Acceptance and Commitment Therapy (ACT) is an evidence-based treatment model that uses acceptance and mindfulness strategies, combined with and behavior change strategies, to improve life satisfaction and decrease suffering. This model focuses on increasing psychological flexibility, which is the ability to remain grounded in the present moment and select the most effective coping strategy for any given situation, versus acting solely on emotional impulses. ACT promotes acceptance of past mistakes and painful events, and encourages individuals to engage in behaviors based on core values, thus leading to a more fulfilling life and less internal distress over time. Clients learn how language used to describe experiences, both internally and externally, interferes with movement toward goals.
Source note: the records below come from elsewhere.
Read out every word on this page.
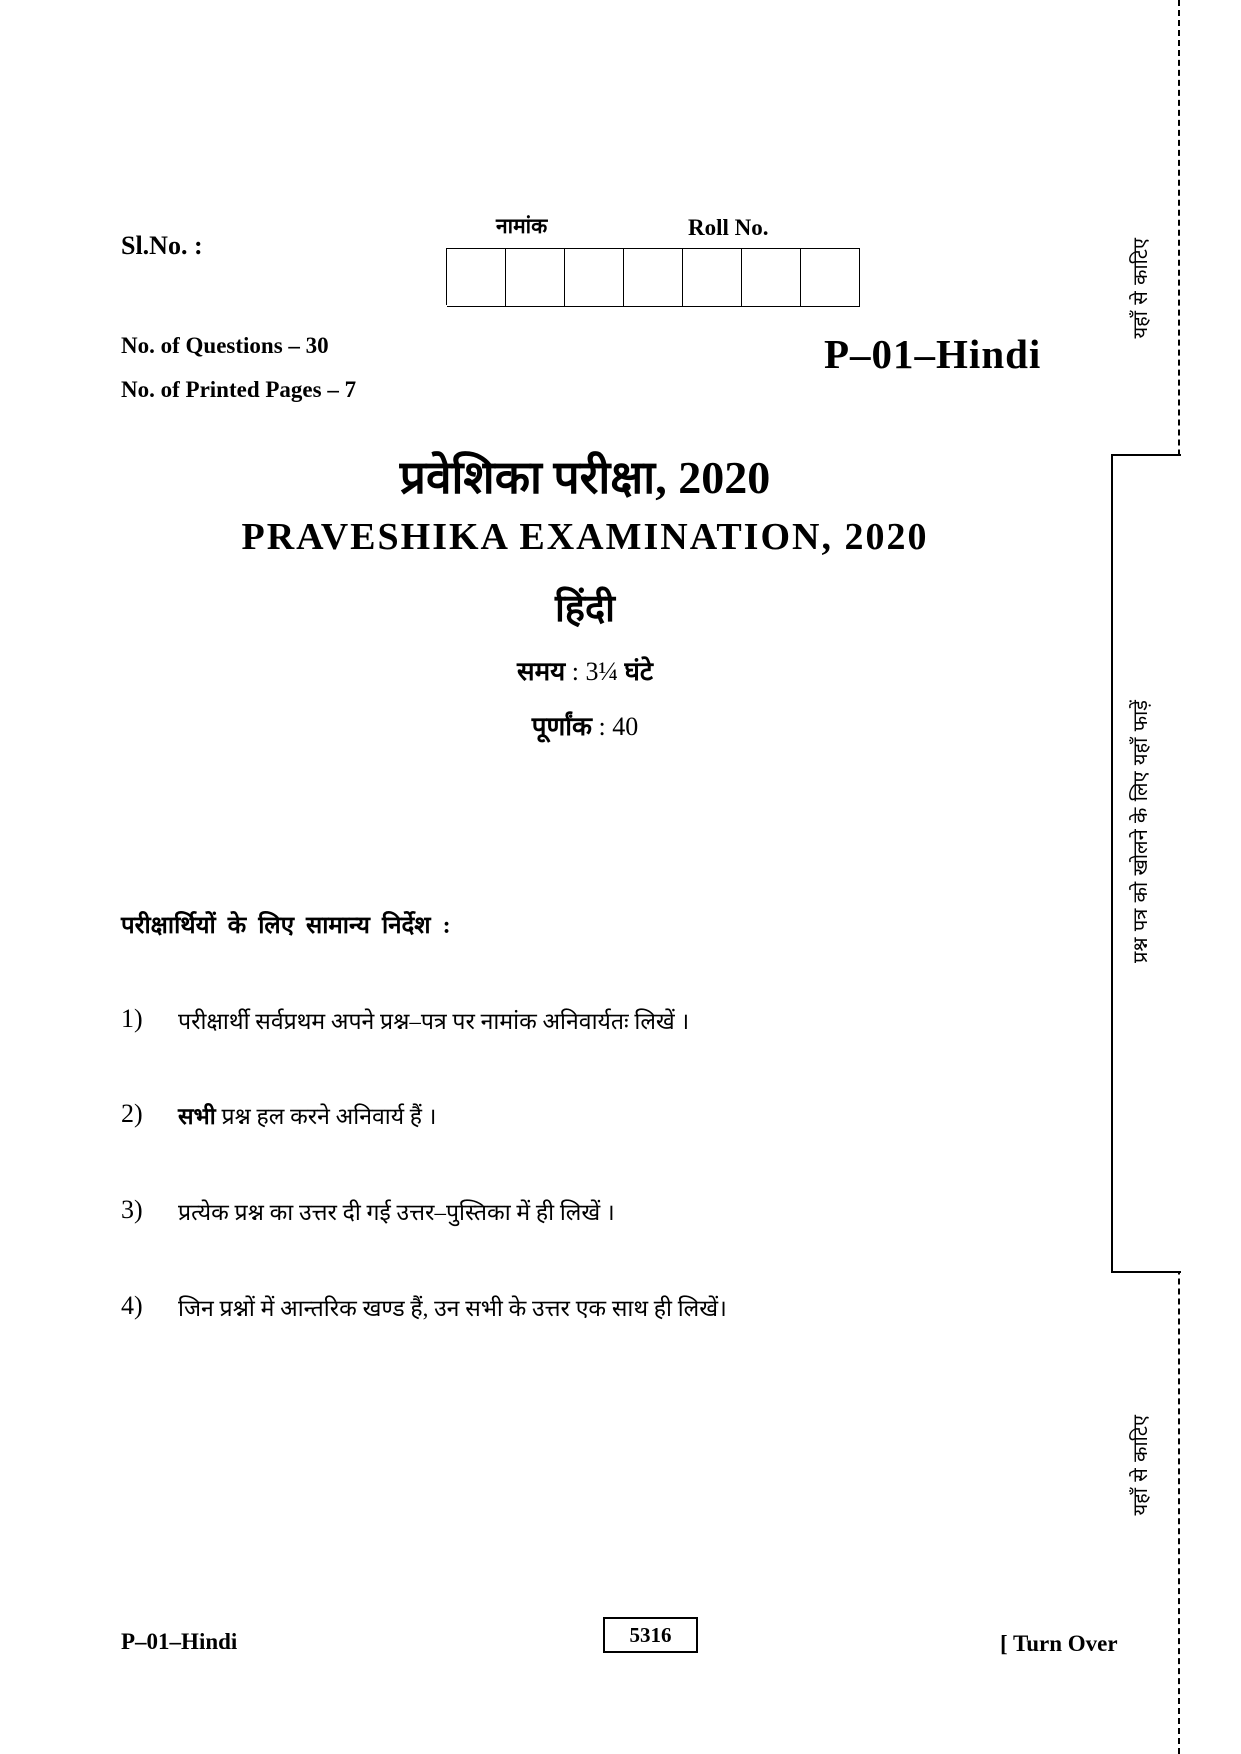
Sl.No. :
नामांक	Roll No.
No. of Questions – 30
No. of Printed Pages – 7
P–01–Hindi
प्रवेशिका परीक्षा, 2020
PRAVESHIKA EXAMINATION, 2020
हिंदी
समय : 3¼ घंटे
पूर्णांक : 40
परीक्षार्थियों के लिए सामान्य निर्देश :
1) परीक्षार्थी सर्वप्रथम अपने प्रश्न–पत्र पर नामांक अनिवार्यतः लिखें ।
2) सभी प्रश्न हल करने अनिवार्य हैं ।
3) प्रत्येक प्रश्न का उत्तर दी गई उत्तर–पुस्तिका में ही लिखें ।
4) जिन प्रश्नों में आन्तरिक खण्ड हैं, उन सभी के उत्तर एक साथ ही लिखें।
यहाँ से काटिए
प्रश्न पत्र को खोलने के लिए यहाँ फाड़ें
यहाँ से काटिए
P–01–Hindi	5316	[ Turn Over
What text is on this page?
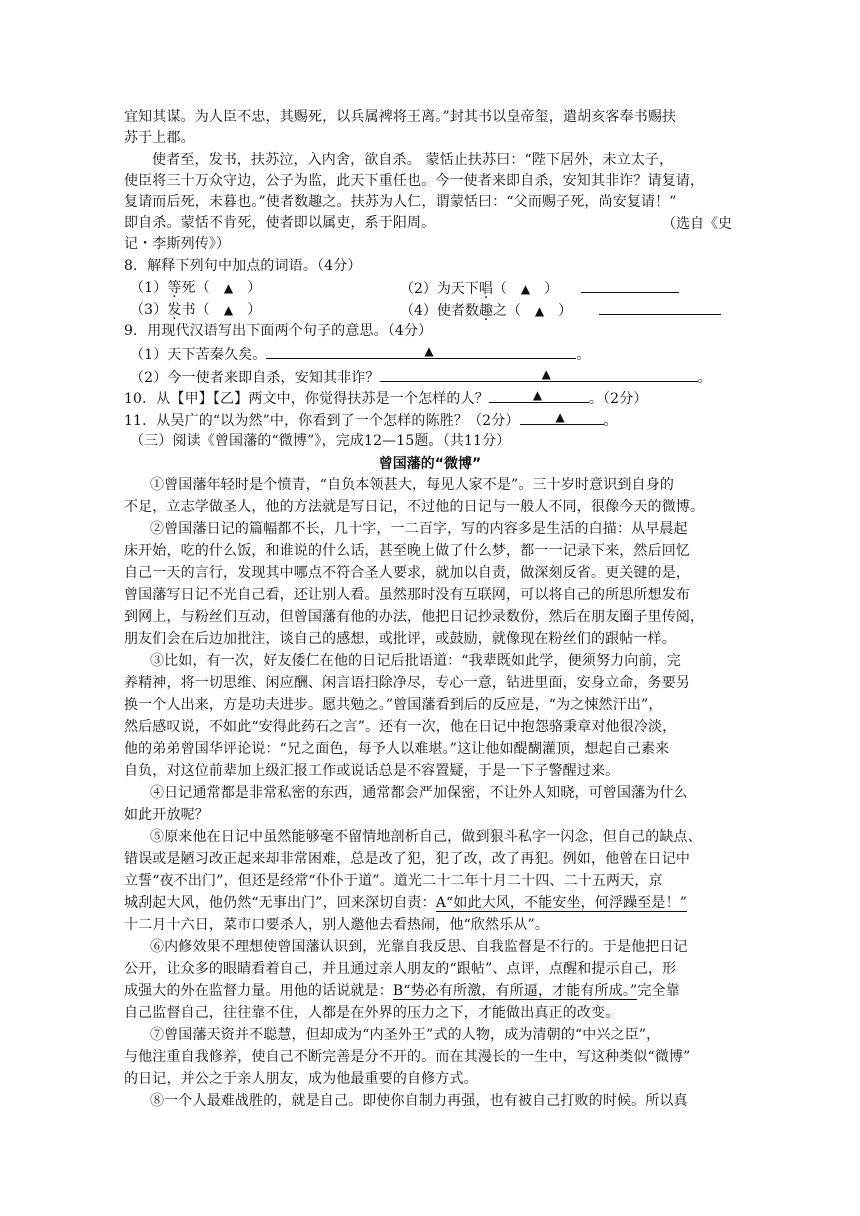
宜知其谋。为人臣不忠，其赐死，以兵属裨将王离。”封其书以皇帝玺，遣胡亥客奉书赐扶
苏于上郡。
使者至，发书，扶苏泣，入内舍，欲自杀。 蒙恬止扶苏曰：“陛下居外，未立太子，
使臣将三十万众守边，公子为监，此天下重任也。今一使者来即自杀，安知其非诈？请复请，
复请而后死，未暮也。”使者数趣之。扶苏为人仁，谓蒙恬曰：“父而赐子死，尚安复请！”
即自杀。蒙恬不肯死，使者即以属吏，系于阳周。	（选自《史
记・李斯列传》）
8．解释下列句中加点的词语。（4分）
（1）等死（ ▲ ）	（2）为天下唱（ ▲ ）
（3）发书（ ▲ ）	（4）使者数趣之（ ▲ ）
9．用现代汉语写出下面两个句子的意思。（4分）
（1）天下苦秦久矣。	▲	。
（2）今一使者来即自杀，安知其非诈？	▲	。
10．从【甲】【乙】两文中，你觉得扶苏是一个怎样的人？	▲	。（2分）
11．从吴广的“以为然”中，你看到了一个怎样的陈胜？（2分）	▲	。
（三）阅读《曾国藩的“微博”》，完成12—15题。（共11分）
曾国藩的“微博”
①曾国藩年轻时是个愤青，“自负本领甚大，每见人家不是”。三十岁时意识到自身的
不足，立志学做圣人，他的方法就是写日记，不过他的日记与一般人不同，很像今天的微博。
②曾国藩日记的篇幅都不长，几十字，一二百字，写的内容多是生活的白描：从早晨起
床开始，吃的什么饭，和谁说的什么话，甚至晚上做了什么梦，都一一记录下来，然后回忆
自己一天的言行，发现其中哪点不符合圣人要求，就加以自责，做深刻反省。更关键的是，
曾国藩写日记不光自己看，还让别人看。虽然那时没有互联网，可以将自己的所思所想发布
到网上，与粉丝们互动，但曾国藩有他的办法，他把日记抄录数份，然后在朋友圈子里传阅，
朋友们会在后边加批注，谈自己的感想，或批评，或鼓励，就像现在粉丝们的跟帖一样。
③比如，有一次，好友倭仁在他的日记后批语道：“我辈既如此学，便须努力向前，完
养精神，将一切思维、闲应酬、闲言语扫除净尽，专心一意，钻进里面，安身立命，务要另
换一个人出来，方是功夫进步。愿共勉之。”曾国藩看到后的反应是，“为之悚然汗出”，
然后感叹说，不如此“安得此药石之言”。还有一次，他在日记中抱怨骆秉章对他很冷淡，
他的弟弟曾国华评论说：“兄之面色，每予人以难堪。”这让他如醍醐灌顶，想起自己素来
自负，对这位前辈加上级汇报工作或说话总是不容置疑，于是一下子警醒过来。
④日记通常都是非常私密的东西，通常都会严加保密，不让外人知晓，可曾国藩为什么
如此开放呢？
⑤原来他在日记中虽然能够毫不留情地剖析自己，做到狠斗私字一闪念，但自己的缺点、
错误或是陋习改正起来却非常困难，总是改了犯，犯了改，改了再犯。例如，他曾在日记中
立誓“夜不出门”，但还是经常“仆仆于道”。道光二十二年十月二十四、二十五两天，京
城刮起大风，他仍然“无事出门”，回来深切自责：A“如此大风，不能安坐，何浮躁至是！”
十二月十六日，菜市口要杀人，别人邀他去看热闹，他“欣然乐从”。
⑥内修效果不理想使曾国藩认识到，光靠自我反思、自我监督是不行的。于是他把日记
公开，让众多的眼睛看着自己，并且通过亲人朋友的“跟帖”、点评，点醒和提示自己，形
成强大的外在监督力量。用他的话说就是：B“势必有所激，有所逼，才能有所成。”完全靠
自己监督自己，往往靠不住，人都是在外界的压力之下，才能做出真正的改变。
⑦曾国藩天资并不聪慧，但却成为“内圣外王”式的人物，成为清朝的“中兴之臣”，
与他注重自我修养，使自己不断完善是分不开的。而在其漫长的一生中，写这种类似“微博”
的日记，并公之于亲人朋友，成为他最重要的自修方式。
⑧一个人最难战胜的，就是自己。即使你自制力再强，也有被自己打败的时候。所以真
Exposure exercises are also used in ACT to help clients challenge long-held myths about the self, others, and the world. ACT is typically delivered through weekly individual sessions; however, as in every case, the frequency of sessions will be determined during the initial assessment process with Dr. Waterman.
Cognitive-behavior therapy is a short-term, goal-oriented treatment approach aimed at teaching clients problem-solving strategies to overcome current challenges. The model illuminates the relationship between thoughts, emotions, and behaviors and focuses on changing problematic patterns through psychoeducation, self-monitoring interventions, and behavioral modification exercises. CBT is one of the most widely practiced and researched treatment models with support for it’s effectiveness in treating adult clients with depression, anxiety, substance abuse, relationship conflict, anger and aggression problems, and child and adolescent disorders, among others.
CBT is typically delivered via weekly individual and/or group sessions depending on a client’s needs.